This is a problem from Abbott's Analysis:
Let $f$ be uniformly continuous on all of $\mathbb{R}$, and define a sequence of functions $f_n(x)=f(x+\frac{1}{n})$. Show that $f_n\rightarrow f$ uniformly. Give an example to show that this proposition fails if $f$ is only assumed to be continuous and not uniformly continuous on $\mathbb{R}$.
I know I want $|f(x+1/n)-f(x)|<\epsilon$. I am struggling with finding an $N$ so I can manipulate the quantity on the left to get eventually to epsilon.
On
It goes like this:
By uniform continuity of $f$, for every $\varepsilon > 0$ there is some $\delta > 0$ such that $$ |x-y| < \delta \Rightarrow |f(x) - f(y)| < \varepsilon, $$ namely such that $$ x + \frac{1}{n} - x = \frac{1}{n} < \delta \Rightarrow \bigg| f\bigg( x+\frac{1}{n} \bigg) - f(x) \bigg| < \varepsilon, $$ namely such that $$ n > 1/\delta \Rightarrow \bigg| f\bigg( x + \frac{1}{n} \bigg) - f(x) \bigg| < \varepsilon. $$
For the proof, given $\epsilon > 0$, since $f$ is uniformly continuous on $\mathbb{R}$, there exists $\delta > 0$ such that $$|f(x) - f(y)| < \epsilon, \forall x, y \text{ such that } |x - y| < \delta. \tag{$*$}$$ Now let $N$ be chosen such that $\frac{1}{N} < \delta$ (notice that the choice of $N$ doesn't depend on $x$). Then for all $n > N$, by $(*)$ it follows that for every $x \in \mathbb{R}$ $$|f_n(x) - f(x)| = |f(x + 1/n) - f(x)| < \epsilon,$$ since $|x + 1/n - x| = 1/n < 1/N < \delta$. That is, $f_n$ converges to $f$ uniformly.

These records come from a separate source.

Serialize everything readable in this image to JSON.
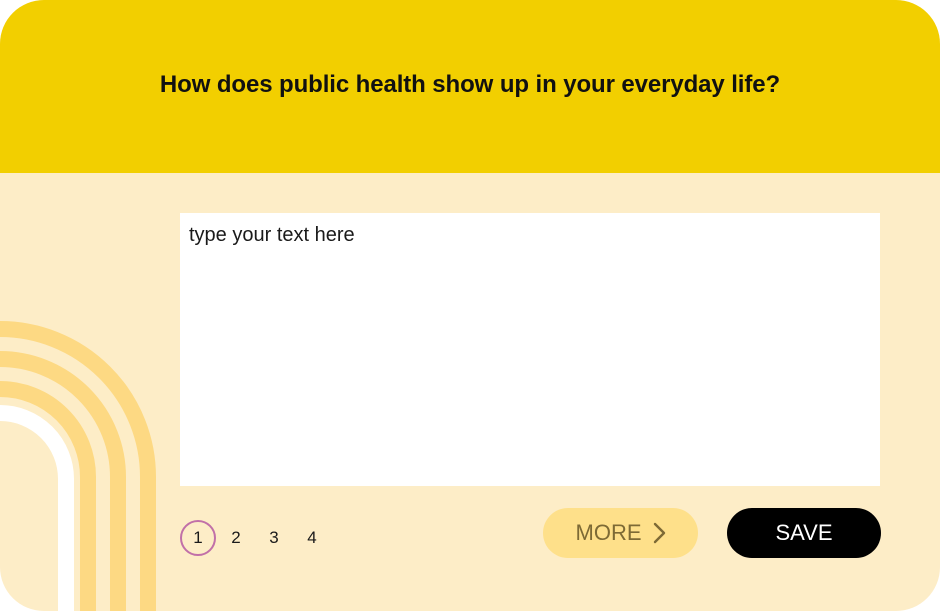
{
  "header": {
    "question": "How does public health show up in your everyday life?"
  },
  "answer": {
    "placeholder": "type your text here",
    "value": ""
  },
  "pagination": {
    "pages": [
      "1",
      "2",
      "3",
      "4"
    ],
    "current": "1"
  },
  "buttons": {
    "more_label": "MORE",
    "save_label": "SAVE"
  },
  "icons": {
    "more": "chevron-right-icon",
    "decoration": "rainbow-arches"
  },
  "colors": {
    "header_bg": "#f2cf00",
    "card_bg": "#fdedc7",
    "arch": "#fdd983",
    "more_bg": "#fee08a",
    "save_bg": "#000000",
    "active_page_ring": "#c170a8"
  }
}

One counterexample: $f(x) = x^2, x \in \mathbb{R}$. It can be seen that \begin{align*} & \sup_{x \in \mathbb{R}}\left[\left(x + \frac{1}{n}\right)^2 - x^2\right] \\ = & \sup_{x \in \mathbb{R}}\left[\frac{2}{n}x + \frac{1}{n^2}\right] \\ \geq & \frac{2}{n}\times n + \frac{1}{n^2} \\ = & 2 + \frac{1}{n^2} \end{align*} which doesn't converge to $0$ as $n \to \infty$.